Cantero v. Estate of Caswell
2019 WL 4849335
This case involves the issues of the creditor claims period and determining whether a creditor is ascertainable. A creditor who is reasonably ascertainable is entitled to personal Service of Notice to Creditors. The court affirmed that Cantero was not a reasonably ascertainable creditor and his claim was barred as untimely.
Herman v. Bennett
278 So.3d 178 (Fla. 1st DCA 2019)
This case dealt with the 30-day creditor claim period. Florida Statute 733.702 provides that a claim against an estate must be filed on or before the later of the date that is 3 months after the time of the first publication of the notice to creditors or, as to any creditor required to be served with a copy of the notice to creditors, 30 days after the date of service on the creditor. Here, the notice to creditors was first published January 4, 2018. A claim, filed on April 5, 2018 was denied by the Personal Representative as time barred. However, the trial court allowed the claim relying on Florida Rule of Judicial Administration 2.514 which states that when a time period is ambiguous, the clock begins running on the day after the triggering event. The Estate appealed. The court of appeal reviewed the issue de novo because it involved statutory interpretation. The court found that the statute was clear on its face and the time period was three calendar months to the date. The court cited over half a dozen cases in support. Thus, it reversed the trial court as the claim was time barred.
Reno v. Hurchalla
2019 WL 3938297
In this case, former Attorney General, Janet Reno, left the “Reno Homestead” to the University of Miami subject to certain conditions in her Trust. The University declined the gift due to the conditions. Thus, the Trustee, wanting to honor his Aunt’s charitable intent, sought to transfer the property to another non-profit higher education institution (Miami-Dade College) through the trust doctrine of cy pres. Seventy years ago, the Florida Supreme Court explained cy pres: “Roughly speaking, it is the principle that equity will make specific a general charitable intent of a settlor, and will, when an original specific intent becomes impossible or impracticable of fulfillment, substitute another plan of administration which is believed to approach the original scheme as closely as possible.” Christian Herald Ass'n v. First Nat'l Bank of Tampa, 40 So. 2d 563, 568 (Fla. 1949). Other beneficiaries under the will fought the transfer, but ultimately the court authorized the disposition to Miami-Dade College.

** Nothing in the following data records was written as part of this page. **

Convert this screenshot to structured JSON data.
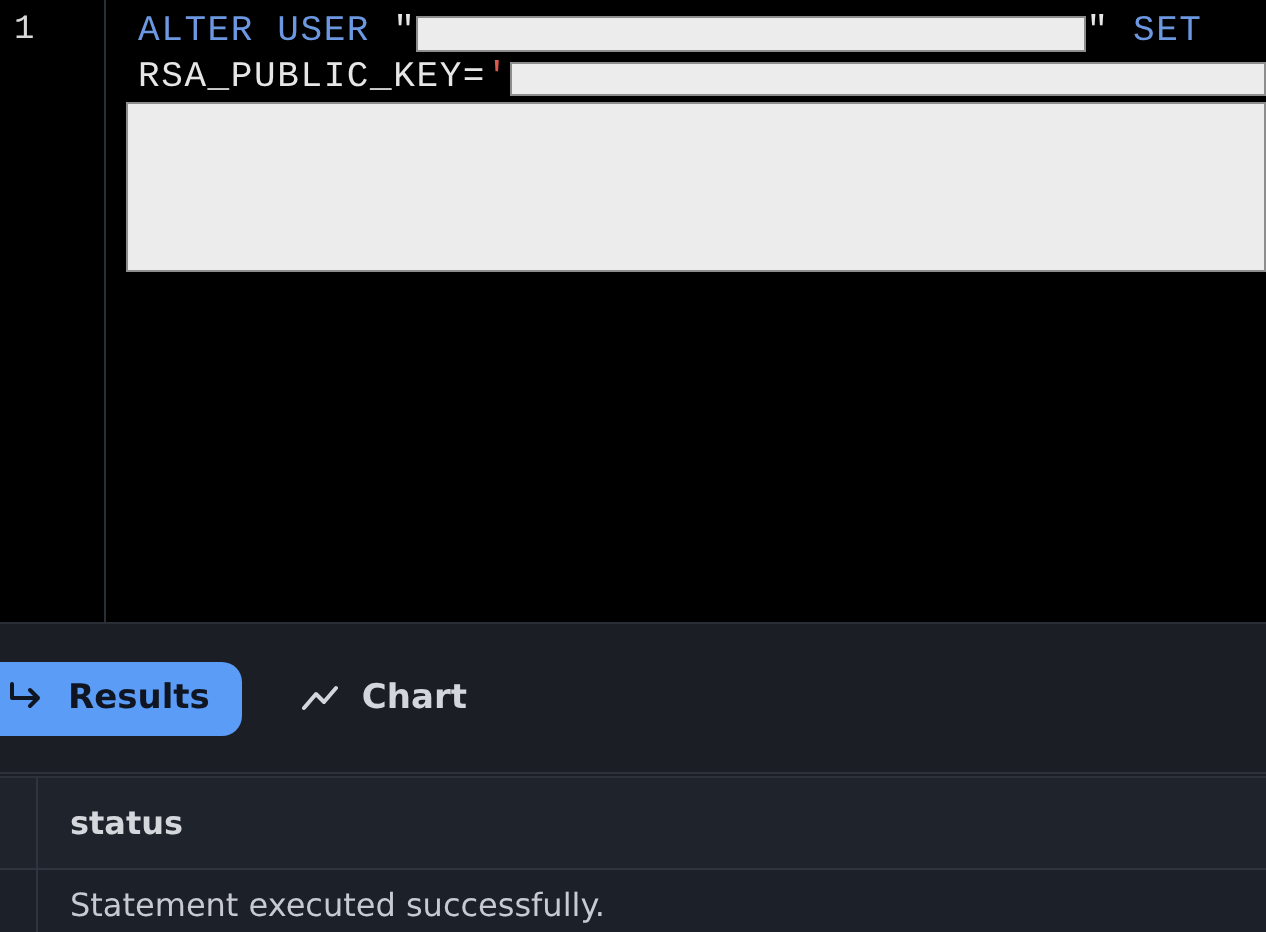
{
  "editor": {
    "line_numbers": [
      "1"
    ],
    "tokens": [
      {
        "kind": "keyword",
        "text": "ALTER USER"
      },
      {
        "kind": "text",
        "text": " \""
      },
      {
        "kind": "redacted_inline"
      },
      {
        "kind": "text",
        "text": "\" "
      },
      {
        "kind": "keyword",
        "text": "SET"
      },
      {
        "kind": "text",
        "text": "RSA_PUBLIC_KEY="
      },
      {
        "kind": "string",
        "text": "'"
      },
      {
        "kind": "redacted_line"
      },
      {
        "kind": "redacted_block"
      }
    ]
  },
  "tabs": [
    {
      "label": "Results",
      "kind": "return",
      "selected": true
    },
    {
      "label": "Chart",
      "kind": "line",
      "selected": false
    }
  ],
  "table": {
    "columns": [
      "status"
    ],
    "rows": [
      [
        "Statement executed successfully."
      ]
    ]
  }
}
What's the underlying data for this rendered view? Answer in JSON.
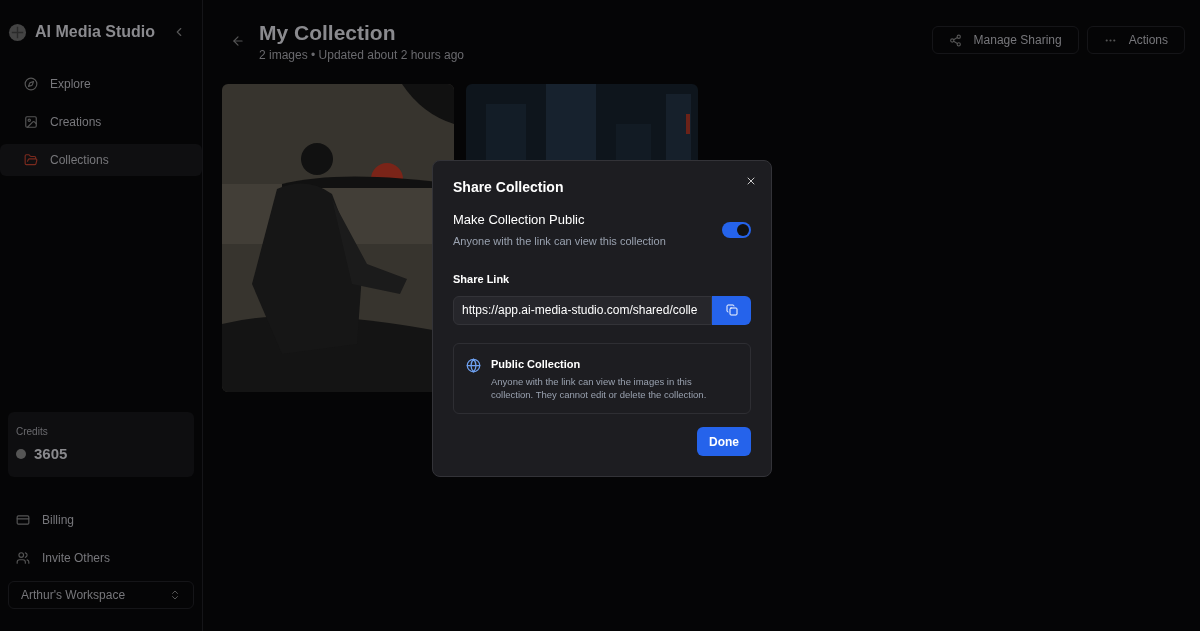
{
  "sidebar": {
    "brand": "AI Media Studio",
    "items": [
      {
        "label": "Explore",
        "selected": false
      },
      {
        "label": "Creations",
        "selected": false
      },
      {
        "label": "Collections",
        "selected": true
      }
    ],
    "credits": {
      "label": "Credits",
      "value": "3605"
    },
    "footer_items": [
      {
        "label": "Billing"
      },
      {
        "label": "Invite Others"
      }
    ],
    "workspace": "Arthur's Workspace"
  },
  "header": {
    "title": "My Collection",
    "subtitle": "2 images • Updated about 2 hours ago",
    "buttons": [
      {
        "label": "Manage Sharing"
      },
      {
        "label": "Actions"
      }
    ]
  },
  "dialog": {
    "title": "Share Collection",
    "public_toggle": {
      "label": "Make Collection Public",
      "description": "Anyone with the link can view this collection",
      "on": true
    },
    "link_label": "Share Link",
    "link_value": "https://app.ai-media-studio.com/shared/colle",
    "info": {
      "title": "Public Collection",
      "text": "Anyone with the link can view the images in this collection. They cannot edit or delete the collection."
    },
    "done": "Done"
  }
}
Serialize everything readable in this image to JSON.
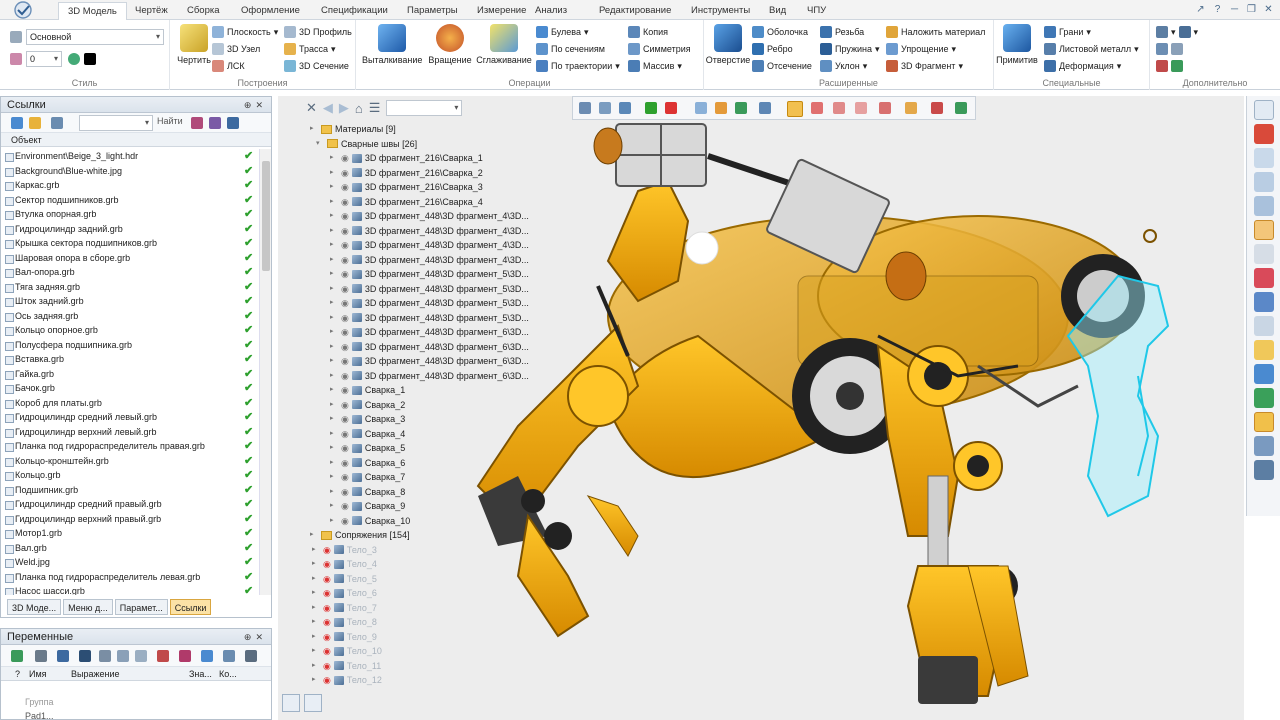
{
  "tabs": [
    "3D Модель",
    "Чертёж",
    "Сборка",
    "Оформление",
    "Спецификации",
    "Параметры",
    "Измерение",
    "Анализ",
    "Редактирование",
    "Инструменты",
    "Вид",
    "ЧПУ"
  ],
  "active_tab": "3D Модель",
  "ribbon": {
    "style": {
      "layer": "Основной",
      "number": "0",
      "caption": "Стиль"
    },
    "build": {
      "sketch": "Чертить",
      "plane": "Плоскость",
      "node3d": "3D Узел",
      "lcs": "ЛСК",
      "profile3d": "3D Профиль",
      "path": "Трасса",
      "section3d": "3D Сечение",
      "caption": "Построения"
    },
    "ops": {
      "extrude": "Выталкивание",
      "revolve": "Вращение",
      "smooth": "Сглаживание",
      "boolean": "Булева",
      "by_sections": "По сечениям",
      "by_path": "По траектории",
      "copy": "Копия",
      "symmetry": "Симметрия",
      "array": "Массив",
      "caption": "Операции"
    },
    "ext": {
      "hole": "Отверстие",
      "shell": "Оболочка",
      "rib": "Ребро",
      "cut": "Отсечение",
      "thread": "Резьба",
      "spring": "Пружина",
      "draft": "Уклон",
      "apply_material": "Наложить материал",
      "simplify": "Упрощение",
      "fragment3d": "3D Фрагмент",
      "caption": "Расширенные"
    },
    "special": {
      "primitive": "Примитив",
      "faces": "Грани",
      "sheet_metal": "Листовой металл",
      "deform": "Деформация",
      "caption": "Специальные"
    },
    "extra": {
      "caption": "Дополнительно"
    }
  },
  "links_panel": {
    "title": "Ссылки",
    "find_label": "Найти",
    "column": "Объект",
    "items": [
      "Environment\\Beige_3_light.hdr",
      "Background\\Blue-white.jpg",
      "Каркас.grb",
      "Сектор подшипников.grb",
      "Втулка опорная.grb",
      "Гидроцилиндр задний.grb",
      "Крышка сектора подшипников.grb",
      "Шаровая опора в сборе.grb",
      "Вал-опора.grb",
      "Тяга задняя.grb",
      "Шток задний.grb",
      "Ось задняя.grb",
      "Кольцо опорное.grb",
      "Полусфера подшипника.grb",
      "Вставка.grb",
      "Гайка.grb",
      "Бачок.grb",
      "Короб для платы.grb",
      "Гидроцилиндр средний левый.grb",
      "Гидроцилиндр верхний левый.grb",
      "Планка под гидрораспределитель правая.grb",
      "Кольцо-кронштейн.grb",
      "Кольцо.grb",
      "Подшипник.grb",
      "Гидроцилиндр средний правый.grb",
      "Гидроцилиндр верхний правый.grb",
      "Мотор1.grb",
      "Вал.grb",
      "Weld.jpg",
      "Планка под гидрораспределитель левая.grb",
      "Насос шасси.grb"
    ],
    "bottom_tabs": [
      "3D Моде...",
      "Меню д...",
      "Парамет...",
      "Ссылки"
    ]
  },
  "vars_panel": {
    "title": "Переменные",
    "columns": [
      "?",
      "Имя",
      "Выражение",
      "Зна...",
      "Ко..."
    ],
    "group_row": "Группа",
    "cut_row": "Pad1..."
  },
  "tree": {
    "materials": "Материалы [9]",
    "welds": "Сварные швы [26]",
    "welds_children": [
      "3D фрагмент_216\\Сварка_1",
      "3D фрагмент_216\\Сварка_2",
      "3D фрагмент_216\\Сварка_3",
      "3D фрагмент_216\\Сварка_4",
      "3D фрагмент_448\\3D фрагмент_4\\3D...",
      "3D фрагмент_448\\3D фрагмент_4\\3D...",
      "3D фрагмент_448\\3D фрагмент_4\\3D...",
      "3D фрагмент_448\\3D фрагмент_4\\3D...",
      "3D фрагмент_448\\3D фрагмент_5\\3D...",
      "3D фрагмент_448\\3D фрагмент_5\\3D...",
      "3D фрагмент_448\\3D фрагмент_5\\3D...",
      "3D фрагмент_448\\3D фрагмент_5\\3D...",
      "3D фрагмент_448\\3D фрагмент_6\\3D...",
      "3D фрагмент_448\\3D фрагмент_6\\3D...",
      "3D фрагмент_448\\3D фрагмент_6\\3D...",
      "3D фрагмент_448\\3D фрагмент_6\\3D...",
      "Сварка_1",
      "Сварка_2",
      "Сварка_3",
      "Сварка_4",
      "Сварка_5",
      "Сварка_6",
      "Сварка_7",
      "Сварка_8",
      "Сварка_9",
      "Сварка_10"
    ],
    "mates": "Сопряжения [154]",
    "bodies": [
      "Тело_3",
      "Тело_4",
      "Тело_5",
      "Тело_6",
      "Тело_7",
      "Тело_8",
      "Тело_9",
      "Тело_10",
      "Тело_11",
      "Тело_12"
    ]
  },
  "colors": {
    "accent": "#1f5fa8",
    "robot": "#f2a300",
    "robot_dark": "#b77800",
    "glass": "#46d7f0",
    "check": "#2ea02e",
    "active_tab_bg": "#fbe2a6"
  }
}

Cruz v. Community Bank & Trust of Florida
277 So.3d 1095 (Fla. 5th DCA 2019)
The children of decedent were seeking to invalidate their father’s will that created a trust benefiting charities. The children claimed their father lacked testamentary capacity when he wrote the new will creating the trust. The trustee held that the children were not interested parties and did not have standing to challenge the will. The appellate court said because the children would inherit under the old will or intestacy, they were interested parties and had standing.
Samad v. Pla
267 So.3d 476 (Fla. 2nd DCA 2019)
Florida Statute 732.401 provides that a surviving spouse takes a life estate in the homestead of a decedent. The vested remainder of the homestead goes per stirpes to the descendants in being at the time of decedent’s death. In lieu of a life estate, the surviving spouse may elect to take an undivided one-half interest in the property. This election must be made within six months of the decedent’s death. Here, the surviving spouse moved for an extension of the time period to make such an election after six months claiming excusable neglect. The court ruled that excusable neglect is allowed when a rule is not followed during the time proscribed, but not when a statute is violated. Accordingly, the surviving spouse’s extension of time was denied.